Negotiation Analysis of the Documentation “American Dream”
The film “American Dream” is a documentary which provides information about a failed negotiation between a company and its workers. The negotiation process between Hormel Company, a meat packing factory in Austin, Minnesota and the Local Union (P-9) failed as a result of failure to reach an agreement by the two parties. Arguably, the workers through their Local Union-P-9 failed to attain their goals in the negotiations table due to a series of mistakes on their part.
Firstly, the workers, through the Local Union failed in the negotiation table because of poor BATNA (Best Alternative to Negotiated Agreement). Their BTNA was poor since the Local Union did not accurately consider the best alternatives for the workers in case of a failed agreement at the negotiation table. Arguably, their BTNA adopted by P-9 was to motivate the workers to go on strike. They presented their grievances against the company but failed to consider the alternatives possessed by Hormel Company.
In this case, the company was best placed at the negotiation table because they had just recorded a $30 million net profit in the same financial year (Prince, 2002). As a result, P-9 negotiators did not consider the BTNA of Hormel Company since they had the ability to lock out the employees and hire others. Considerably, the strategy developed by Local Union consultants should have included a clause that would protect the employees from sacking by company.
Secondly, the local union failed at the negation table due to wrong Reservation Points. The failed negation occurred as a result of strong standpoints and reservation points of both Hormel Company and Local Union representing the workers. The reservation point for the Company was $8.25. However, the local union maintained that the workers could not take a pay cut.

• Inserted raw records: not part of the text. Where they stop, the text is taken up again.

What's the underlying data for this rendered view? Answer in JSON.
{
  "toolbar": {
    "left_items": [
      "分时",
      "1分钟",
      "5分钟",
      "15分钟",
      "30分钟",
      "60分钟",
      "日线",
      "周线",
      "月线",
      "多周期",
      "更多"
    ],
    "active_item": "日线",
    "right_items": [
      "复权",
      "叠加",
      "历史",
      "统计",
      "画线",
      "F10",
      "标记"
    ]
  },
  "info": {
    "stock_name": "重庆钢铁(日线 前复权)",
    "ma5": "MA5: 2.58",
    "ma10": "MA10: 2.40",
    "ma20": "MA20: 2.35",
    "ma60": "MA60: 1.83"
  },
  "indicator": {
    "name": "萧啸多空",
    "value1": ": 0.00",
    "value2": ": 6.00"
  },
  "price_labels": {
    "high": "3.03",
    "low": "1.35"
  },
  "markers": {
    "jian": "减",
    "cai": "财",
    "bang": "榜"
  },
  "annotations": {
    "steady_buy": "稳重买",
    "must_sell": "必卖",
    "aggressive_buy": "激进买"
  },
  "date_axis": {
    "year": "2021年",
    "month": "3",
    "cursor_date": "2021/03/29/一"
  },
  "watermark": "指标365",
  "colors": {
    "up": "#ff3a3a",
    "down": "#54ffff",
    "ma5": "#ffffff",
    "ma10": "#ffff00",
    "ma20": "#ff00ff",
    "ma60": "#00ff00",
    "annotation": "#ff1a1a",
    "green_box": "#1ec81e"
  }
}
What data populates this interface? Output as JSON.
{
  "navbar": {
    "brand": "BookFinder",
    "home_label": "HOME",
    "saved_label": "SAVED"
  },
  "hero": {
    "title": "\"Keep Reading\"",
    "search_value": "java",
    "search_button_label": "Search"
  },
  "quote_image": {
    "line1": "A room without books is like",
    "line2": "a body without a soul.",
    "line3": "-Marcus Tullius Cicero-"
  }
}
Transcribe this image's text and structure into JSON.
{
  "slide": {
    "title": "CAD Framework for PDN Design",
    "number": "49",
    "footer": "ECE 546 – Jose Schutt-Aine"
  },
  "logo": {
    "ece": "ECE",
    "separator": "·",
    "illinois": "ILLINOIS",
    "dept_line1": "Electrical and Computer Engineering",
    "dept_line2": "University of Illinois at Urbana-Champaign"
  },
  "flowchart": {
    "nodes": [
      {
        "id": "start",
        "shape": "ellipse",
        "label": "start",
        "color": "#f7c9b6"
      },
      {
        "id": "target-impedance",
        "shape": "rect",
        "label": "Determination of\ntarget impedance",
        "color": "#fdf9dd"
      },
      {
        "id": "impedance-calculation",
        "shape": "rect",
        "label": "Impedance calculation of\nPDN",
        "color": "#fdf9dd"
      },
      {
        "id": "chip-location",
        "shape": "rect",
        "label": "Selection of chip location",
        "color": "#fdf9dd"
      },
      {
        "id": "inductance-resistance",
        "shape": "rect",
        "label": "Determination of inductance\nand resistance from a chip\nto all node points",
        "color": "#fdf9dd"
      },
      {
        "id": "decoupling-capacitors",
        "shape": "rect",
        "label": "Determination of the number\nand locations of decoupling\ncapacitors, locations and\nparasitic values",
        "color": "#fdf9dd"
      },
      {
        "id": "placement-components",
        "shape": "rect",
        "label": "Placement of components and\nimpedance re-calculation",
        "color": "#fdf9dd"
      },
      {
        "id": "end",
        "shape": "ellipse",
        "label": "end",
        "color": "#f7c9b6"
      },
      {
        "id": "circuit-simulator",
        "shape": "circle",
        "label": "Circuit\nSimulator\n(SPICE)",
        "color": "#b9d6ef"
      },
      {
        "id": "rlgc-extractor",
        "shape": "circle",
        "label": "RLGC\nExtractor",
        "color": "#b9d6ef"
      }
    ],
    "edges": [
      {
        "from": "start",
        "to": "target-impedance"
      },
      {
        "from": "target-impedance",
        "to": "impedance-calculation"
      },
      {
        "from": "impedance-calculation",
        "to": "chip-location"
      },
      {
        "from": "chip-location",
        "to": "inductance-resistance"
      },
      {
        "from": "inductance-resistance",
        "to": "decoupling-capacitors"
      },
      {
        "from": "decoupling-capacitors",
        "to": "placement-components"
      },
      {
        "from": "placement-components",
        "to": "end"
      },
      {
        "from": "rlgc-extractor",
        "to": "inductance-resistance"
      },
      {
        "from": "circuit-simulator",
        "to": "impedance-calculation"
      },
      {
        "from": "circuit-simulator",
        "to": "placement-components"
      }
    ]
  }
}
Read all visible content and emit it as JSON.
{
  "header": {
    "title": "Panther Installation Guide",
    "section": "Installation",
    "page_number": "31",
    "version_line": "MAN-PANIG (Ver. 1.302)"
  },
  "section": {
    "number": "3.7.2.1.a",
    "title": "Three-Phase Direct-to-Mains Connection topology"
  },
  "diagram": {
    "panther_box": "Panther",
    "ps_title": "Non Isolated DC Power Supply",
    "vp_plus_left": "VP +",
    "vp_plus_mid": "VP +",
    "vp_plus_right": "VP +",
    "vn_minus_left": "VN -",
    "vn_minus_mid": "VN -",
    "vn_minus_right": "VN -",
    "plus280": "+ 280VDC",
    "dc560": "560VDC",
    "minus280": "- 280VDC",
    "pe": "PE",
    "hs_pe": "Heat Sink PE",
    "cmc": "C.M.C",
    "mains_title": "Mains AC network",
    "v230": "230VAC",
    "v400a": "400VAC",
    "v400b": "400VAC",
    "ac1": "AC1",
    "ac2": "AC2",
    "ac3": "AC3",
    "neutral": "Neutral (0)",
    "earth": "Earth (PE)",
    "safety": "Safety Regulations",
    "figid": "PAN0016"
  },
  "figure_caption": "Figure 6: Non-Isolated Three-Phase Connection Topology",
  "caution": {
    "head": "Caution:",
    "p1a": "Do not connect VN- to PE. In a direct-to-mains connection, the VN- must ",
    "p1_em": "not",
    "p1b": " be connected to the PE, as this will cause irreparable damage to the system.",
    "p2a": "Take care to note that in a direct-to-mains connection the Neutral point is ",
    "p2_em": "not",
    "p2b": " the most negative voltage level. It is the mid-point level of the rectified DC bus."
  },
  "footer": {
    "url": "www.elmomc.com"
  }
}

This led to failure to reach a deadlock. This demonstrates a wrong approach to negotiation as the consultants representing the union and workers did not consider quoting a favorable reservation point that takes both workers and company demands into consideration. Additionally, the reservation point of local union was wrong since it portrayed a poor alternative resolution in case of failed negotiations. In this case, the union failed to bargain appropriately to protect the jobs of the workers during the time.
Lastly, the local union failed due to adoption of distributive negotiation approach. The workers sought representation from both local and parent unions. Notably, their representation consisted of Local Union (P-9) and UFCW international union (Parent Union). As a result, the workers represented two different voices at the negotiation table. There was a clear sign of division between the parent and local unions. This was evidenced by the fact that the Local Union was objecting the pay cut while the UFCW international union opposed the strategy used by the workers to defend their rights. This was a sign of division in opinion and strategy that gave leverage to the company’s representatives at the negotiation table. In this case, they had to lose the bid for improvement of their wages due to the use of distributive negotiation approach through the two unions having divergent views regarding the matter.
In conclusion, the workers at Hormel Company failed at the negotiation table due to the use of poor BTNA, wrong Reservation Points, and adoption of distributive negotiation approach. Consequently, this film is educative since it informs the viewers about the key considerations for successful negations during times of dilemma. It offers appropriate lessons that workers and workers unions can use during lobbying for their rights in their respective organization of work.